Gov. Chris Christie has signed a law changing details of New Jersey’s medical marijuana program with the aim of getting sick children forms of the drug that could help them.
Christie signed the bill Tuesday, a day after his revised version was adopted by the state Assembly.
The bill ends a restriction on legal dispensaries that had allowed them to grow only three strains of marijuana. It also allows them to produce pot in an edible form, but only for sale to children with qualifying conditions.
Lawmakers had also voted to get rid of the requirement that children get at least two doctors to approve their use of the drug. But Christie used a conditional veto to eliminate that change.
Both chambers of the Legislature accepted Christie’s revised bill.

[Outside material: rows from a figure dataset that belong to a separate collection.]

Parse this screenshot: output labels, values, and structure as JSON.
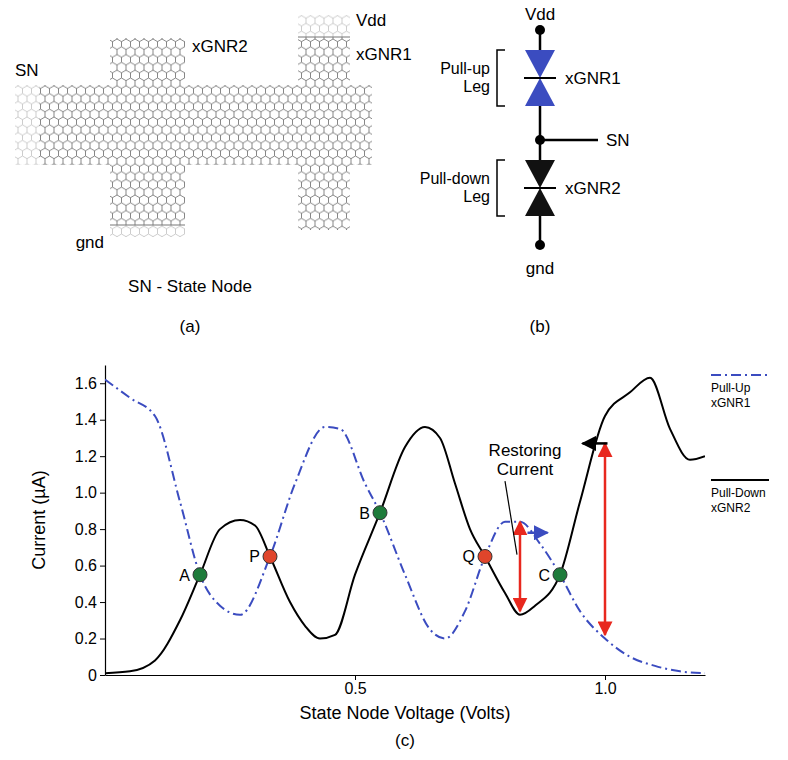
{
  "layout_panel": {
    "labels": [
      "SN",
      "xGNR2",
      "xGNR1",
      "Vdd",
      "gnd"
    ],
    "caption": "SN - State Node"
  },
  "schematic_panel": {
    "labels": [
      "Vdd",
      "xGNR1",
      "SN",
      "xGNR2",
      "gnd"
    ],
    "legs": [
      "Pull-up Leg",
      "Pull-down Leg"
    ]
  },
  "panel_letters": [
    "(a)",
    "(b)",
    "(c)"
  ],
  "chart_data": {
    "type": "line",
    "x_label": "State Node Voltage (Volts)",
    "y_label": "Current (µA)",
    "xlim": [
      0,
      1.2
    ],
    "xticks": [
      0.5,
      {
        "value": 1,
        "label": "1.0"
      }
    ],
    "ylim": [
      0,
      1.7
    ],
    "yticks": [
      0,
      0.2,
      0.4,
      0.6,
      0.8,
      {
        "value": 1,
        "label": "1.0"
      },
      1.2,
      1.4,
      1.6
    ],
    "grid": false,
    "legend": "right",
    "series": [
      {
        "name": "Pull-Up xGNR1",
        "color": "#3b4cc0",
        "line_style": "dashdot",
        "x": [
          0,
          0.05,
          0.1,
          0.15,
          0.19,
          0.23,
          0.27,
          0.33,
          0.38,
          0.44,
          0.47,
          0.52,
          0.55,
          0.6,
          0.65,
          0.68,
          0.72,
          0.76,
          0.8,
          0.83,
          0.87,
          0.91,
          0.95,
          1.0,
          1.05,
          1.1,
          1.15,
          1.2
        ],
        "values": [
          1.62,
          1.52,
          1.42,
          0.95,
          0.55,
          0.38,
          0.33,
          0.65,
          1.05,
          1.36,
          1.35,
          1.05,
          0.89,
          0.55,
          0.25,
          0.2,
          0.35,
          0.65,
          0.84,
          0.84,
          0.72,
          0.55,
          0.35,
          0.2,
          0.1,
          0.05,
          0.02,
          0.01
        ]
      },
      {
        "name": "Pull-Down xGNR2",
        "color": "#000000",
        "line_style": "solid",
        "x": [
          0,
          0.05,
          0.1,
          0.15,
          0.19,
          0.23,
          0.27,
          0.3,
          0.33,
          0.37,
          0.4,
          0.43,
          0.46,
          0.5,
          0.55,
          0.6,
          0.64,
          0.67,
          0.7,
          0.73,
          0.76,
          0.8,
          0.83,
          0.86,
          0.91,
          0.95,
          1.0,
          1.05,
          1.09,
          1.13,
          1.17,
          1.2
        ],
        "values": [
          0.01,
          0.02,
          0.08,
          0.3,
          0.55,
          0.8,
          0.85,
          0.82,
          0.65,
          0.4,
          0.27,
          0.2,
          0.22,
          0.55,
          0.89,
          1.25,
          1.36,
          1.3,
          1.05,
          0.8,
          0.65,
          0.45,
          0.33,
          0.38,
          0.55,
          0.95,
          1.42,
          1.55,
          1.63,
          1.35,
          1.18,
          1.2
        ]
      }
    ],
    "points": [
      {
        "label": "A",
        "x": 0.19,
        "y": 0.55,
        "color": "#1e7b3a"
      },
      {
        "label": "P",
        "x": 0.33,
        "y": 0.65,
        "color": "#e0452b"
      },
      {
        "label": "B",
        "x": 0.55,
        "y": 0.89,
        "color": "#1e7b3a"
      },
      {
        "label": "Q",
        "x": 0.76,
        "y": 0.65,
        "color": "#e0452b"
      },
      {
        "label": "C",
        "x": 0.91,
        "y": 0.55,
        "color": "#1e7b3a"
      }
    ],
    "annotation": "Restoring Current",
    "restoring_arrows": [
      {
        "x": 0.83,
        "y": [
          0.35,
          0.84
        ]
      },
      {
        "x": 1.0,
        "y": [
          0.22,
          1.27
        ]
      }
    ],
    "direction_arrows": [
      {
        "x": [
          0.845,
          0.885
        ],
        "y": 0.78,
        "color": "#3b4cc0"
      },
      {
        "x": [
          1.005,
          0.955
        ],
        "y": 1.27,
        "color": "#000000"
      }
    ]
  }
}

“I’m pleased the legislature accepted my recommendations so that suffering children can get the treatment they need.” Christie said. “I’ve said all along that protection of our children remains my utmost concern, and this new law will help sick kids access the program while also keeping in place appropriate safeguards. Parents, not government regulators, are best suited to decide how to care for their children, and this law advances that important principle.”
The measure was inspired by families who said their children with severe epilepsy would benefit from using certain types of marijuana. They said the cap of three strains that can be grown by each dispensary made it unlikely that those types of marijuana would be produced legally in the state.
Advocates say being allowed to grow more strains makes it more likely that other patients — besides children — will also be able to get the variety of pot most likely to help their conditions.